O Evangelho das missas deste domingo (Lc
9,28b-36) apresenta a Transfiguração. Jesus toma consigo Pedro, João e Tiago e
sobe para um monte. Lá as suas vestes se tornam brancas luminosas e aparecem
Moisés e Elias para conversar com ele. Todos foram envolvidos por uma nuvem,
quando escutaram uma voz que dizia: “Este é o meu Filho, o meu Eleito:
escutai-O”.
Catequese – O relato da transfiguração de Jesus não
é um relato histórico, mas uma criação literária dos evangelistas, com a
finalidade de deixar um ensinamento teológico, uma idéia válida para a vida dos
cristãos. A narrativa é feita com o estilo literário de uma teofania
(manifestação de Deus), caracterizado por fenômenos espantosos e supranaturais,
nuvens e voz celestial, que indicam a comunicação de Deus (confira na primeira
leitura da missa).
Ambiente – Estamos no final da “etapa da
Galileia”; durante essa etapa, Jesus anunciou a salvação aos pobres, proclamou
a libertação aos cativos, fez os cegos recobrar a vista, deu liberdade aos
oprimidos, proclamou o tempo da graça do Senhor (Lc 4,16-30). À volta de Jesus
já se formou esse grupo dos que acolheram a oferta da salvação (os discípulos).

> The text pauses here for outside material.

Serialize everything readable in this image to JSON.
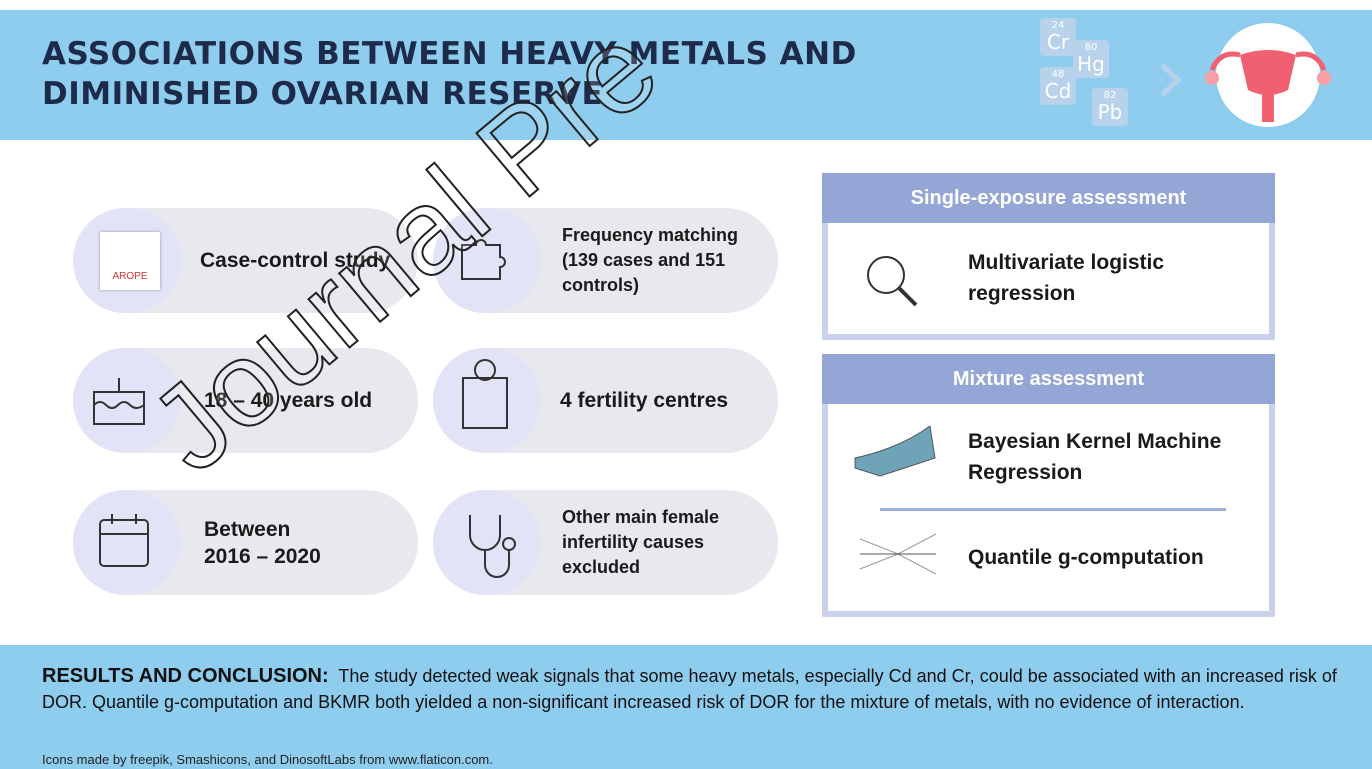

Testemunhas das palavras e dos gestos libertadores de Jesus, eles já
descobriram que Jesus é o Messias de Deus (Lc 9,18-20).
Cruz – Também já ouviram dizer que o
messianismo de Jesus passa pela cruz (Lc 9,21-22) e que os discípulos de Jesus
devem seguir o mesmo caminho de amor e de entrega da vida (Lc 9,23-26); mas,
antes de subirem a Jerusalém para testemunhar a erupção total da salvação,
recebem a revelação do Pai que, no alto de um monte, atesta que Jesus é o Filho
bem amado. Os acontecimentos que se aproximam ganham, assim, novo sentido.
Monte – Para o homem bíblico, o “monte” era o
lugar sagrado por excelência: a meio caminho entre a Terra e o Céu, era o lugar
ideal para o encontro do homem com o mundo divino. É, portanto, no monte que
Deus Se revela ao homem e lhe apresenta os seus projetos.
Catequese – A Transfiguração é uma catequese
sobre Jesus, o Filho amado de Deus, que através da cruz concretiza um projeto
de vida. O episódio está cheio de referências ao Antigo Testamento. O “monte”
situa-nos num contexto de revelação (é “no monte” que Deus Se revela e que faz
aliança com o seu Povo); a “mudança” do rosto e as vestes de brancura
resplandecente recordam o resplendor de Moisés, ao descer do Sinai (Ex 34,29);
a nuvem indica a presença de Deus conduzindo o seu Povo através do deserto (Ex
40,35; Nm 9,18.22;10,34). Moisés e Elias representam a Lei e os Profetas (que
anunciam Jesus e que permitem entender Jesus); além disso, são personagens que,
de acordo com a catequese judaica, deviam aparecer no “dia do Senhor”, quando
se manifestasse a salvação definitiva (Dt 18,15-18; Mal 3,22-23). Eles falam
com Jesus sobre a sua “morte” (“exodon” – “partida”) que ia dar-se em
Jerusalém. A palavra usada por Lucas situa-nos no contexto do “êxodo”: a morte
próxima de Jesus é, pois, vista por Lucas como uma morte libertadora, que trará
o Povo de Deus da terra da escravidão para a terra da liberdade.
A Nova Aliança – A mensagem fundamental, portanto, é esta:
Jesus é o Filho amado de Deus, através de Quem o Pai oferece aos homens uma
proposta de aliança e de libertação. O Antigo Testamento (Lei e Profetas) e as
figuras de Moisés e Elias apontam para Jesus e anunciam a salvação definitiva
que n’Ele irá acontecer. Essa libertação definitiva irá acontecer na cruz, quando
Jesus cumprir integralmente o seu destino de entrega, de dom, de amor total. É
esse o “novo êxodo”, o dia da libertação definitiva do Povo de Deus. E o “sono”
dos discípulos e as “tendas”? O “sono” é simbólico: os discípulos “dormem” porque
não querem entender que a “glória” do Messias tenha de passar pela experiência
da cruz e da entrega da vida; a construção das “tendas” (alusão à “Festa das Tendas”,
em que se celebrava o tempo do êxodo, quando o Povo de Deus habitou em tendas,
no deserto) parece significar que os discípulos queriam deter-se nesse momento
de revelação gloriosa, de festa, ignorando o destino de sofrimento de Jesus.